Volvió la cabeza hacia el otro lado y contempló la mesilla que había junto a la cama. Encima de la mesilla había una hoja de papel doblada.
—No te fatigues intentando recordar las cosas —dijo la enfermera—. Puede que no las recuerdes, pero eso no tiene mucha importancia. Tu mente también necesita un poco de tiempo para curarse, ¿comprendes?
La oía hablar y podía comprender sus palabras, pero no les prestaba mucha atención porque seguía intentando recordar lo que se había dicho a sí mismo el día antes. Esa hoja de papel… Tenía algo que ver con la hoja de papel, estaba seguro. Se llenó los pulmones de aire y sopló. La parte superior de la hoja de papel subió lo suficiente para que pudiese ver lo que había escrito debajo. Talibe. La hoja de papel volvió a doblarse ocultando la palabra. Recordó que la había colocado en aquella posición para que la enfermera no pudiese verla.

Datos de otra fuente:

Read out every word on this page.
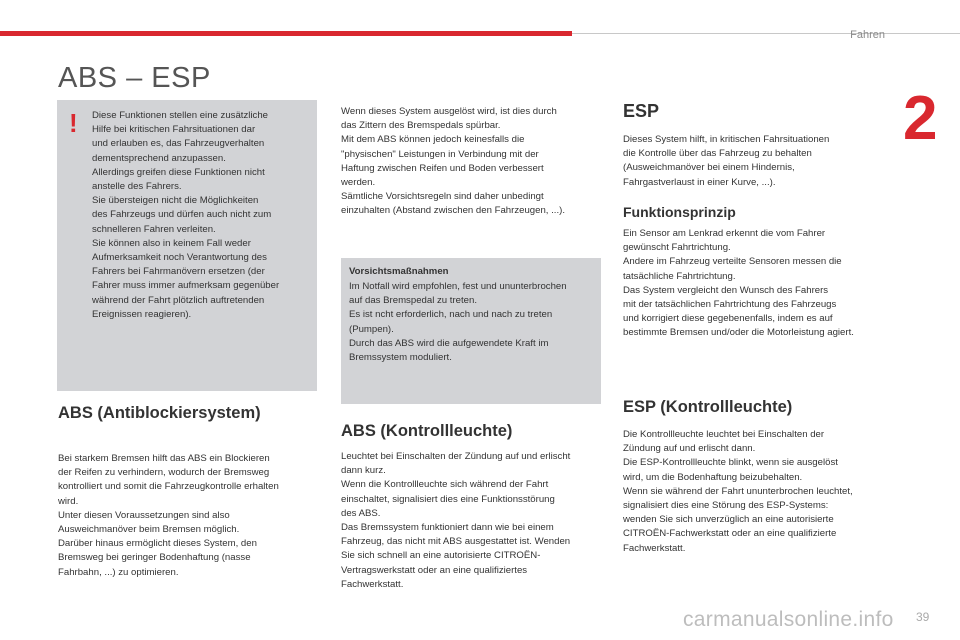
Fahren
2
ABS – ESP
! Diese Funktionen stellen eine zusätzliche
Hilfe bei kritischen Fahrsituationen dar
und erlauben es, das Fahrzeugverhalten
dementsprechend anzupassen.
Allerdings greifen diese Funktionen nicht
anstelle des Fahrers.
Sie übersteigen nicht die Möglichkeiten
des Fahrzeugs und dürfen auch nicht zum
schnelleren Fahren verleiten.
Sie können also in keinem Fall weder
Aufmerksamkeit noch Verantwortung des
Fahrers bei Fahrmanövern ersetzen (der
Fahrer muss immer aufmerksam gegenüber
während der Fahrt plötzlich auftretenden
Ereignissen reagieren).
ABS (Antiblockiersystem)
Bei starkem Bremsen hilft das ABS ein Blockieren
der Reifen zu verhindern, wodurch der Bremsweg
kontrolliert und somit die Fahrzeugkontrolle erhalten
wird.
Unter diesen Voraussetzungen sind also
Ausweichmanöver beim Bremsen möglich.
Darüber hinaus ermöglicht dieses System, den
Bremsweg bei geringer Bodenhaftung (nasse
Fahrbahn, ...) zu optimieren.
Wenn dieses System ausgelöst wird, ist dies durch
das Zittern des Bremspedals spürbar.
Mit dem ABS können jedoch keinesfalls die
"physischen" Leistungen in Verbindung mit der
Haftung zwischen Reifen und Boden verbessert
werden.
Sämtliche Vorsichtsregeln sind daher unbedingt
einzuhalten (Abstand zwischen den Fahrzeugen, ...).
Vorsichtsmaßnahmen
Im Notfall wird empfohlen, fest und ununterbrochen
auf das Bremspedal zu treten.
Es ist ncht erforderlich, nach und nach zu treten
(Pumpen).
Durch das ABS wird die aufgewendete Kraft im
Bremssystem moduliert.
ABS (Kontrollleuchte)
Leuchtet bei Einschalten der Zündung auf und erlischt
dann kurz.
Wenn die Kontrollleuchte sich während der Fahrt
einschaltet, signalisiert dies eine Funktionsstörung
des ABS.
Das Bremssystem funktioniert dann wie bei einem
Fahrzeug, das nicht mit ABS ausgestattet ist. Wenden
Sie sich schnell an eine autorisierte CITROËN-
Vertragswerkstatt oder an eine qualifiziertes
Fachwerkstatt.
ESP
Dieses System hilft, in kritischen Fahrsituationen
die Kontrolle über das Fahrzeug zu behalten
(Ausweichmanöver bei einem Hindernis,
Fahrgastverlaust in einer Kurve, ...).
Funktionsprinzip
Ein Sensor am Lenkrad erkennt die vom Fahrer
gewünscht Fahrtrichtung.
Andere im Fahrzeug verteilte Sensoren messen die
tatsächliche Fahrtrichtung.
Das System vergleicht den Wunsch des Fahrers
mit der tatsächlichen Fahrtrichtung des Fahrzeugs
und korrigiert diese gegebenenfalls, indem es auf
bestimmte Bremsen und/oder die Motorleistung agiert.
ESP (Kontrollleuchte)
Die Kontrollleuchte leuchtet bei Einschalten der
Zündung auf und erlischt dann.
Die ESP-Kontrollleuchte blinkt, wenn sie ausgelöst
wird, um die Bodenhaftung beizubehalten.
Wenn sie während der Fahrt ununterbrochen leuchtet,
signalisiert dies eine Störung des ESP-Systems:
wenden Sie sich unverzüglich an eine autorisierte
CITROËN-Fachwerkstatt oder an eine qualifizierte
Fachwerkstatt.
carmanualsonline.info 39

La enfermera se llamaba Talibe. Claro. El nombre le era familiar.
—Estoy mejorando —dijo—. Pero había algo que tenía que recordar, Talibe. Era importante. Sé que lo era…
La enfermera se puso en pie y le dio una palmadita en el hombro.
—Deja de preocuparte. ¿Por qué no duermes la siesta? Correré las cortinas.
—No —dijo él—. Talibe, ¿puedes quedarte un rato más?
—Necesitas descansar, Cheradenine —dijo ella, y le puso una mano sobre la frente—. Volveré dentro de un rato para tomarte la temperatura y cambiarte el vendaje. Si necesitas alguna otra cosa usa el timbre. —Le acarició la mano, cogió la sillita blanca y fue hacia la puerta. Se detuvo en el umbral y le miró—. Oh, sí. Cuando te cambié el vendaje por última vez…, ¿recuerdas si me dejé las tijeras encima de la mesilla?
Miró a su alrededor y meneó la cabeza.
—Creo que no —dijo.
Talibe se encogió de hombros.
—Oh… Bueno.
Salió de la sala. Oyó el ruido que hizo al dejar la silla en el pasillo un segundo antes de que las puertas se cerraran detrás de ella.
Siguió contemplando la ventana.
Talibe se llevaba la silla cada vez que salía de la sala porque cuando despertó y la vio por primera vez perdió el control de sus nervios, y aunque su estado mental parecía haber mejorado mucho desde entonces le bastaba con ver la silla al pie de su cama cuando despertaba para que el miedo se adueñara de él y le hiciera temblar incontrolablemente. La visión de una silla le afectaba de tal forma que acabaron decidiendo colocar las sillas de la sala en un rincón donde no pudiera verlas, y Talibe o los médicos traían la silla desde el pasillo cada vez que venían a visitarle.
Ojalá pudiera olvidar todo aquello. Olvidar la silla, olvidar al Constructor de Sillas, olvidar el Staberinde… ¿Cuál era la razón de que aquellos recuerdos se mantuvieran tan frescos y claros después de un viaje tan largo y de que hubieran pasado tantos años? Y en cambio lo que había ocurrido hacía sólo unos días —cuando alguien le había disparado y le había dejado por muerto en el hangar— estaba tan confuso como si fuese un objeto lejano visto a través de la ventisca.